Having been the target of your ire once or twice, I've noticed. :p And it's definitely important to get the details right. Buuuuut I think you could perhaps couch your corrections more diplomatically.
 

Ashes

Banned
Having been the target of your ire once or twice, I've noticed. :p And it's important to get these things right. Buuuuut I think you could perhaps couch your corrections more diplomatically.

I conceded already. Though bombadil, being new, should note, that the better I think of you, as a writer, the harsher I allow myself to be.
 

Bombadil

Banned
Muslims don't hunt either. Or not supposed to. But whatever. I concede.

That's not true.

http://www.al-islam.org/laws/hunting.html

It is acceptable to hunt the boar but not to eat it.

It doesn't really matter because the practices of Muslims vary by their culture and geography.

I hope the next writing challenge has a larger word limit. I found that most of the submissions would have been better if the writers had more words to work with.
 

Mike M

Nick N
The Results:
1st Place: Tangent - "The Comfort Zone of Walter Reed the Seed"
2nd Place (tie): Mike M - "A World of Men"
2nd Place (tie): DumbNameD - "Veni Creator Spiritus"
2nd Place (tie): John Dunbar - "Of Princes and Orphans"

Vote Count:
Tangent - 22 (7)
Mike M - 14 (3)
DumbNameD - 14 (2)
John Dunbar - 14 (1)
Ashes - 5
toddhunter - 4
Bombadil - 3
BananaBomb - 2

Congrats, Tangent, on another victory! In fact, something of a landslide. (also, cute story! :p)

Certainly improvement over the one honorable mention I scooped up last time.
 
Congrats Tangent, looking forward to the next challenge :)

I hope the next writing challenge has a larger word limit. I found that most of the submissions would have been better if the writers had more words to work with.

If I ever win one of these again, I'm going to set a word limit of 5000 :p
 

Nezumi

Member
Congratulation Tangent! Now hurry and put up the next thread :)

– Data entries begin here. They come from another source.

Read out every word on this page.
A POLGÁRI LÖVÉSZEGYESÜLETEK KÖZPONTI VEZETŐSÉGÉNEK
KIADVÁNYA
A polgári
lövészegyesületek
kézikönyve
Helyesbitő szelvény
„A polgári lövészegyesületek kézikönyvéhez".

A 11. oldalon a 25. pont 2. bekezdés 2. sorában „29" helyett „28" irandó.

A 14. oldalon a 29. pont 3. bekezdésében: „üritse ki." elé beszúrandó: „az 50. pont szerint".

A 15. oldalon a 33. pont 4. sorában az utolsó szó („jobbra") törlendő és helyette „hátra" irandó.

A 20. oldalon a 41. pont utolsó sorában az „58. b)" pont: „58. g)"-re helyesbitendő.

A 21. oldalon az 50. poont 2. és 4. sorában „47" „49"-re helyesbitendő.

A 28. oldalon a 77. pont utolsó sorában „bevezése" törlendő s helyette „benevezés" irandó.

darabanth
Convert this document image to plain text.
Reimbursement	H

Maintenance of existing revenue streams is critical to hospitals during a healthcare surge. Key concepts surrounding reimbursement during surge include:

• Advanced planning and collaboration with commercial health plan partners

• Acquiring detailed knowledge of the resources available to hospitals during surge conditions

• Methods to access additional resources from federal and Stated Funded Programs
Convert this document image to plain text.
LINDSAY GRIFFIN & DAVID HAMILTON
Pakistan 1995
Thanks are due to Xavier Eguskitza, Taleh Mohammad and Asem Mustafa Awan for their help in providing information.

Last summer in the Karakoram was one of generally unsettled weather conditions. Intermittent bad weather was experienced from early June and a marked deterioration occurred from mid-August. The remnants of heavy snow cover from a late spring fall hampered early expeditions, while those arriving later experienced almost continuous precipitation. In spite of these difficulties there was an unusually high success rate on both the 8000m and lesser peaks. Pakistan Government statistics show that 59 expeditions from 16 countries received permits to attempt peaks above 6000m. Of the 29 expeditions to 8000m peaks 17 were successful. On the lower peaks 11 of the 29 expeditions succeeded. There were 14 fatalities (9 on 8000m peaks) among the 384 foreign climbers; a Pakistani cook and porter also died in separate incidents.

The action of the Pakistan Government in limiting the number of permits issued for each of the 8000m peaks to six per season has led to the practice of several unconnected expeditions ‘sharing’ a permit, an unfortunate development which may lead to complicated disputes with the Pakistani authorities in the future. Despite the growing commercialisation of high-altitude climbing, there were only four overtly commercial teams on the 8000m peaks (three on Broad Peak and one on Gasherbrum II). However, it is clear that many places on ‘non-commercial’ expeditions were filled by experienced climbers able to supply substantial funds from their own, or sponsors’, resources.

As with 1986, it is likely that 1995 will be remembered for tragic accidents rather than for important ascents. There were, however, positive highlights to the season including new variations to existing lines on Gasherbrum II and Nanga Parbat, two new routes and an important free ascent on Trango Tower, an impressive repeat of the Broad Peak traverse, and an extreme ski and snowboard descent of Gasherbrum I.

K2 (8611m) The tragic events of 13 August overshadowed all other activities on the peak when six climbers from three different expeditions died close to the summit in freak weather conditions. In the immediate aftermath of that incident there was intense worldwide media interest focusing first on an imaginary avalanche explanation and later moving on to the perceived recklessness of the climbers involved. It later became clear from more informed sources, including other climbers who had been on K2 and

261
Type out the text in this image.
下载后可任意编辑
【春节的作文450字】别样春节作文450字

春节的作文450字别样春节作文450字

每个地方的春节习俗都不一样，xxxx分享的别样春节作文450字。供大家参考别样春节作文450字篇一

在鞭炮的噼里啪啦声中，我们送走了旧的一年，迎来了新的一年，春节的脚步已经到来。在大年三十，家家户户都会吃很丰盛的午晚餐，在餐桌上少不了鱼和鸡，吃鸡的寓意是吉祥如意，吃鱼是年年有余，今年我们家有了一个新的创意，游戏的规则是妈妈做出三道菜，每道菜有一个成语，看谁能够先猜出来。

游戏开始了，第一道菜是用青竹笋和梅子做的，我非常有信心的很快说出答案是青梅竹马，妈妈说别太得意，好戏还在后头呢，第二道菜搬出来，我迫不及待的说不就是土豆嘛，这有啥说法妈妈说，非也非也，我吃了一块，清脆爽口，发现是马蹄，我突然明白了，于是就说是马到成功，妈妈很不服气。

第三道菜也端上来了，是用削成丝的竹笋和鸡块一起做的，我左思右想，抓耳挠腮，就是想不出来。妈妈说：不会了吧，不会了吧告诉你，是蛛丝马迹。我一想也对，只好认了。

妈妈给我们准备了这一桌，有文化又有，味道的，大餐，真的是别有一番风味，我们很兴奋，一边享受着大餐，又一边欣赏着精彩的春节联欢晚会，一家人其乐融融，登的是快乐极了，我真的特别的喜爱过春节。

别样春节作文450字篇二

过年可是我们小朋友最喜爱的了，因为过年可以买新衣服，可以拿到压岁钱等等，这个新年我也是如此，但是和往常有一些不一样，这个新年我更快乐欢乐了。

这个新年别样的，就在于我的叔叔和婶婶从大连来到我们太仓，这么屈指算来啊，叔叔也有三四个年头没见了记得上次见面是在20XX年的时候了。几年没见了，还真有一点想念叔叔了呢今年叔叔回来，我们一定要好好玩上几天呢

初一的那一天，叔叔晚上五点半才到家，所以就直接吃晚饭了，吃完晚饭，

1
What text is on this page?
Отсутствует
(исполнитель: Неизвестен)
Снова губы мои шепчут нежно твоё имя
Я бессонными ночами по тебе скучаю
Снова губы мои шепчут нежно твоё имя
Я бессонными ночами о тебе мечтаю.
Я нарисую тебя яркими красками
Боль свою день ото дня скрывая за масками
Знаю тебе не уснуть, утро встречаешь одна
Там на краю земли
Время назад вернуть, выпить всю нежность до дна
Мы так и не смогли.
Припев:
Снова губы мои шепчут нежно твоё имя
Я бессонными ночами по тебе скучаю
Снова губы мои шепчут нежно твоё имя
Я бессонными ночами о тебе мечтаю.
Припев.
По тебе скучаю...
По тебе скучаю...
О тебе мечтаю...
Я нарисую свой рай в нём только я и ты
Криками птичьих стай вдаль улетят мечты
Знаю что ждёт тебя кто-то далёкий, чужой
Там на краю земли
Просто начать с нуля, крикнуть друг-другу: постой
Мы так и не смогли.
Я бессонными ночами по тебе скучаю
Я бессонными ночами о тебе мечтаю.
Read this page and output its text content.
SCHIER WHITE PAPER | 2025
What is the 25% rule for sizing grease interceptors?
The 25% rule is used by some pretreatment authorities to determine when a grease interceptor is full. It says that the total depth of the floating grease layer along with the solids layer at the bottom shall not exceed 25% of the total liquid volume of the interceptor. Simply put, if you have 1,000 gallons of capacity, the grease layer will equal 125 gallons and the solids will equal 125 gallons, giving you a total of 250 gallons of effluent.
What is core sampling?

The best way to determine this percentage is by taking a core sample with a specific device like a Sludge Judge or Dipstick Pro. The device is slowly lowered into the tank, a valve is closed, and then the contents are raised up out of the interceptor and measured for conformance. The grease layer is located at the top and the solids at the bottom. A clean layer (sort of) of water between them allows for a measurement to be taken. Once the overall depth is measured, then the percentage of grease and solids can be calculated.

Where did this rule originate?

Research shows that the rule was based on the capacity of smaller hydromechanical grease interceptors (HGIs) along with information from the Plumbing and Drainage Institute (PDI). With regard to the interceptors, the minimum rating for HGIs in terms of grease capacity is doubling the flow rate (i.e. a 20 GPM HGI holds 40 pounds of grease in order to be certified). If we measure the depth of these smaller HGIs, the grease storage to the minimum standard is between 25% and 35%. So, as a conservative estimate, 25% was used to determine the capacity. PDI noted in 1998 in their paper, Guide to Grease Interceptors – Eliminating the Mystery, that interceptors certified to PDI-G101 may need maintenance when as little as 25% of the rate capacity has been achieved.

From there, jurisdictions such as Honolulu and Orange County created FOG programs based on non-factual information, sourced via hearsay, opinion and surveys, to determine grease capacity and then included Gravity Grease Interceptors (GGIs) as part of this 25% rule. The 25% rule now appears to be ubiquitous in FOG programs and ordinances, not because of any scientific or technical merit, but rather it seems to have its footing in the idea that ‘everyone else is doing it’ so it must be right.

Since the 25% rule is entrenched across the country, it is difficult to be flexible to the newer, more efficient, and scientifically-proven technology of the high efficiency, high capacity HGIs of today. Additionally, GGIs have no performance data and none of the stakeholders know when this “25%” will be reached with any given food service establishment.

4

I hope the next writing challenge has a larger word limit. I found that most of the submissions would have been better if the writers had more words to work with.

Well I have to agree to some degree, but you have to consider that everyone has to read all the stories. At the moment we have around 12-15 entries per thread. If the stories get much longer that would equal to reading a short novel in 3 days. I'm not saying that that is such an impossible thing, but it sure does take some time to read all the stories as it is and I fear that if they get longer people might be more inclined to just skim over them, which wouldn't do the effort the writers have put into them any justice.
Besides I think that writing a story that is complete and coherent while keeping the word count is actually part of the challenge.